Dr Clare Bailey: The disorder that’s easy to miss

Boisterous, impulsive, fidgety and constantly on the go, a whirlwind of sound and fury – this is what you might expect in a child with ADHD (attention deficit hyperactivity disorder). I can often identify these children in my surgery. They are the ones who race around opening my drawers, climbing on the couch, putting their feet up on the wall, or
wrapping themselves in the curtain – all within five minutes of arriving. And they are almost always boys.

This is not to say that girls don’t have ADHD – they do, but this is not necessarily how they typically behave. According to Professor Desiree Silva, a paediatrician and ADHD expert, girls with ADHD may also be distracted and chaotic, struggling to focus and missing deadlines (‘time blindness’ being a particular problem).

Yet their symptoms are commonly missed because, by comparison with boys, girls are less likely to be noisy, challenging or disruptive, are often less ‘hyperactive’ and may not be noticed as they are more likely to be sitting quietly, daydreaming, unable to focus or get on with things.

Professor Silva told me about one of her patients who struggled at primary school, where she was described as being ‘quiet and slow’ – not what you might expect with ADHD. Secondary school was, for her, a ‘nightmare’, where she drifted, lost track of time and possessions and was unable to concentrate or complete tasks. 

ADHD in girls
Adam Hester/Getty Images/Blend Images

As a result, she got increasingly behind. Often in trouble for not completing homework, she felt inadequate and took to pretending that she didn’t care. She seemed to be in her own world. As her grades dropped, she started withdrawing from her peers. Struggling with increasing anxiety, she was referred for assessment. 

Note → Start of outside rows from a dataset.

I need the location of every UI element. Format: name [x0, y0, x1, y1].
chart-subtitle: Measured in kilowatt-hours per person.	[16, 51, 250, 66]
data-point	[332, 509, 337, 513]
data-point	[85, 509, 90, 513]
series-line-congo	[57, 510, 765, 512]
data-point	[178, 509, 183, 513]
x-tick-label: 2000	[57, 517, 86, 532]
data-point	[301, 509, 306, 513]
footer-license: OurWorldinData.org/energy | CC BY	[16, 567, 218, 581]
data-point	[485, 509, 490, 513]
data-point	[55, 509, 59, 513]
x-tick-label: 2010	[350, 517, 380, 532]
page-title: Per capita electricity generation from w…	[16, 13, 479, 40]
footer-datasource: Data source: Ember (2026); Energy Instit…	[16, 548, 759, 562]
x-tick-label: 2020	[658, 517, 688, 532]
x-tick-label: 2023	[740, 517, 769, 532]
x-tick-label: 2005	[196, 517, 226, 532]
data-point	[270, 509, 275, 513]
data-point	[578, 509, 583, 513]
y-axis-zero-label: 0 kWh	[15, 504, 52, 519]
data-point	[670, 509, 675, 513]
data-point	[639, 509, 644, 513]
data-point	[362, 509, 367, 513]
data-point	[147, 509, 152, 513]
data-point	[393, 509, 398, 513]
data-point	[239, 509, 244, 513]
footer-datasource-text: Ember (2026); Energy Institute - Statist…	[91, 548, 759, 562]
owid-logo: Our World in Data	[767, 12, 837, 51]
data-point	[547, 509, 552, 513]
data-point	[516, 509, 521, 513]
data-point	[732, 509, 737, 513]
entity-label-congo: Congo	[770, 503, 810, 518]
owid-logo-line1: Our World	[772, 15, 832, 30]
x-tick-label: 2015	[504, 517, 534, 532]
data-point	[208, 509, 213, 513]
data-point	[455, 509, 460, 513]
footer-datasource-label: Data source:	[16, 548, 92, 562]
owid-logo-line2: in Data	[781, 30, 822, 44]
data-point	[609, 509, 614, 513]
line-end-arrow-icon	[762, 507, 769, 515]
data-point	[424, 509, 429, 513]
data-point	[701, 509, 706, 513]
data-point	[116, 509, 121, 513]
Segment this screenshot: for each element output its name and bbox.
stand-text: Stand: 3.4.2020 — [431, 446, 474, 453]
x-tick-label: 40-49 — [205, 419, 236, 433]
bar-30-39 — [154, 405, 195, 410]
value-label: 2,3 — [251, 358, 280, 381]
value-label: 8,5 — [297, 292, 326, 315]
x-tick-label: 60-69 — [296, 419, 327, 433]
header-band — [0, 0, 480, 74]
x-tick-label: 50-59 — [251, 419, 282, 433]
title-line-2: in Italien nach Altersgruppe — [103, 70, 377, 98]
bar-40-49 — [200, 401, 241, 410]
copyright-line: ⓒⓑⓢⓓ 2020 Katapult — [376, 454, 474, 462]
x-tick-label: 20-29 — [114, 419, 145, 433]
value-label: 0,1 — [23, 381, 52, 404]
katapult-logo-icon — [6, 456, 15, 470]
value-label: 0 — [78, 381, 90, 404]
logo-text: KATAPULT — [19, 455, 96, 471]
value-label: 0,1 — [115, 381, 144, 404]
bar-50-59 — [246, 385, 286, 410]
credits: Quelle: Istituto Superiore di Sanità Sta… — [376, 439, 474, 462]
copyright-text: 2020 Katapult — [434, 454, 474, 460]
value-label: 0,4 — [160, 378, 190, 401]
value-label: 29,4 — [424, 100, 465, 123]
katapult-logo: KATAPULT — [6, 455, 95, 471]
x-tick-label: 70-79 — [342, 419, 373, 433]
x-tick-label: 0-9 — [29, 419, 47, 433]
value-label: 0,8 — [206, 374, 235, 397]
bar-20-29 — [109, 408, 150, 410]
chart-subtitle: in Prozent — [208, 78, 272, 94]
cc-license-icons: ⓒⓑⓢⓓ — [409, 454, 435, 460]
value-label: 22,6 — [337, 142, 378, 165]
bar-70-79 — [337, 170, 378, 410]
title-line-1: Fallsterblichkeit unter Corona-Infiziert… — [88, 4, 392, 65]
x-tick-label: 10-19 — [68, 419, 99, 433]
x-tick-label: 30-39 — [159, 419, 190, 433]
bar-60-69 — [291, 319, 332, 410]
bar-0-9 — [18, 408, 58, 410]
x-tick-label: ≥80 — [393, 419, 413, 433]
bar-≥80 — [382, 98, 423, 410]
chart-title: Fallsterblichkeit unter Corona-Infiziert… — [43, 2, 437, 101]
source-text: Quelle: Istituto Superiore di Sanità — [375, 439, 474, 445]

Although psychometric testing found her to have a superior IQ score in most areas, she had only an average working memory (the ability to hold information in your head) and had low average ability in processing information. She was diagnosed with the inattentive type of ADHD. 

After a trial of stimulant medication, there was a significant improvement in her school performance and she was noticeably less anxious. She did well in her final three years of school and is now at university studying science. 

In a bright student these subtler symptoms may go unnoticed, with many young girls not receiving an official diagnosis until they reach adulthood. 

ADHD is one of the most common mental health conditions in children and is three times more common in boys compared with girls, although in adulthood there is less of a difference. There is known to be a strong genetic element. Consult your GP if concerned. 

Symptoms of ADHD in girls may include

  • Difficulty paying attention
  • Often interrupting conversations
  • Talking all the time
  • Frequent daydreaming
  • Impulsive behaviour and flitting around
  • Crying frequently over relatively minor upsets
  • Forgetting and losing things
  • Inefficiency and slowness with homework

ADHD Go-To Guide: Facts and Strategies for Parents and Teachers by Prof Silva and Dr Michele Toner is available at amazon.co.uk, £17.99 

Time to really kick those habits…

Stop drinking, start exercising, read last year’s Man Booker shortlist that is still untouched on your bedside table… How many of us made similar resolutions on New Year’s Eve? And how many of us gave up after 12 days – the average length of time that good intentions last?

If you haven’t already caved but need help staying on track, I’d recommend The Power of Habit (Random House, £9.99). Author Charles Duhigg sheds light on why we repeatedly make the same mistakes (I have an annoying tendency to underestimate how long journeys take – a misplaced optimism). He also shares strategies for changing habits by identifying your routine, experimenting with rewards, recognising the cue and making a plan for change. For example, if you always eat a biscuit at 4pm, ask yourself why. Are you hungry, bored, tired? He says that once you’ve identified your triggers you can change what you do. In my case, the book helped me work out that getting to places early enough to enjoy a state of calmness – and possibly a coffee – is a reward worth aiming for.